Re: Kernel 2.6.30: Memory/XFS leak, OOM killer kills many processes

Date: Thu, 11 Jun 2009 16:35:08 -0500
On Jun 11, 2009, at 12:31 PM, Eric Sandeen wrote:

Justin Piszcz wrote:

On Thu, 11 Jun 2009, Justin Piszcz wrote:


I have a daily cron that backs up my root filesystem using xfsdump, it has remain unchanged for at least 7-10 kernel versions. When I migrated to
2.6.30, when the xfsdump ran at its scheduled time, nearly all of my
processes were killed due to an OOM situation, I can reproduce the situation.

Kernel: 2.6.30
Dist: Debian Testing
xfsdump: 2.2.48-1

Kernel does not exhibit this problem:

xfsdump: estimated dump size: 8694781376 bytes
xfsdump: creating dump session media file 0 (media 0, file 0)
xfsdump: dumping ino map
xfsdump: dumping directories
xfsdump: dumping non-directory files
xfsdump: ending media file
xfsdump: media file size 8294709848 bytes
xfsdump: dump size (non-dir files) : 8208863560 bytes
xfsdump: dump complete: 102 seconds elapsed
xfsdump: Dump Status: SUCCESS

XFS(?) bug in 2.6.30.

Any chance for a bisect run? :)

Well, Hedi (@sgi) pointed out to the problem without
bisect :)

commit 28e211700a81b0a934b6c7a4b8e7dda843634d2f
Author: Christoph Hellwig <hch@xxxxxxxxxxxxx>
Date:   Tue Feb 24 08:39:02 2009 -0500

  xfs: fix getbmap vs mmap deadlock

we do allocate memory for out

out = kmem_zalloc(bmv->bmv_count * sizeof(struct getbmapx), KM_MAYFAIL);

but I am not seeing where it's being released.
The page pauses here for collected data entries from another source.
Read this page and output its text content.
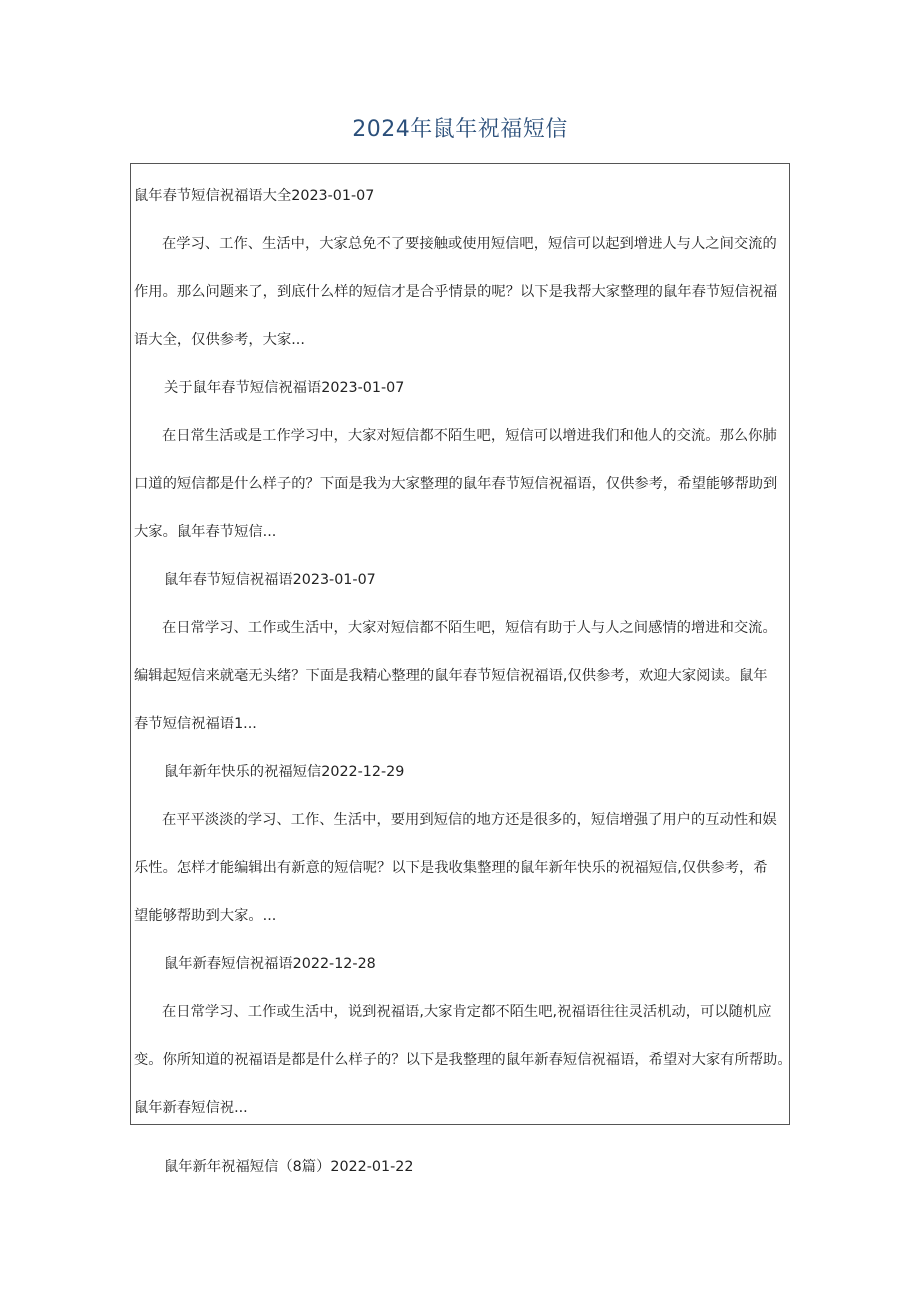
2024年鼠年祝福短信
鼠年春节短信祝福语大全2023-01-07
在学习、工作、生活中，大家总免不了要接触或使用短信吧，短信可以起到增进人与人之间交流的
作用。那么问题来了，到底什么样的短信才是合乎情景的呢？以下是我帮大家整理的鼠年春节短信祝福
语大全，仅供参考，大家...
关于鼠年春节短信祝福语2023-01-07
在日常生活或是工作学习中，大家对短信都不陌生吧，短信可以增进我们和他人的交流。那么你肺
口道的短信都是什么样子的？下面是我为大家整理的鼠年春节短信祝福语，仅供参考，希望能够帮助到
大家。鼠年春节短信...
鼠年春节短信祝福语2023-01-07
在日常学习、工作或生活中，大家对短信都不陌生吧，短信有助于人与人之间感情的增进和交流。
编辑起短信来就毫无头绪？下面是我精心整理的鼠年春节短信祝福语,仅供参考，欢迎大家阅读。鼠年
春节短信祝福语1...
鼠年新年快乐的祝福短信2022-12-29
在平平淡淡的学习、工作、生活中，要用到短信的地方还是很多的，短信增强了用户的互动性和娱
乐性。怎样才能编辑出有新意的短信呢？以下是我收集整理的鼠年新年快乐的祝福短信,仅供参考，希
望能够帮助到大家。...
鼠年新春短信祝福语2022-12-28
在日常学习、工作或生活中，说到祝福语,大家肯定都不陌生吧,祝福语往往灵活机动，可以随机应
变。你所知道的祝福语是都是什么样子的？以下是我整理的鼠年新春短信祝福语，希望对大家有所帮助。
鼠年新春短信祝...
鼠年新年祝福短信（8篇）2022-01-22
If I am reading the code correctly we need to handle the freeing in
in out_unlock_iolock.

The following should fix it:

diff --git a/fs/xfs/xfs_bmap.c b/fs/xfs/xfs_bmap.c
index 4b0f6ef..7928b99 100644
--- a/fs/xfs/xfs_bmap.c
+++ b/fs/xfs/xfs_bmap.c
@@ -6086,6 +6086,7 @@ xfs_getbmap(

+       kmem_free(out);
       return error;


Or, just as a thought, watch slabtop while you run the dump?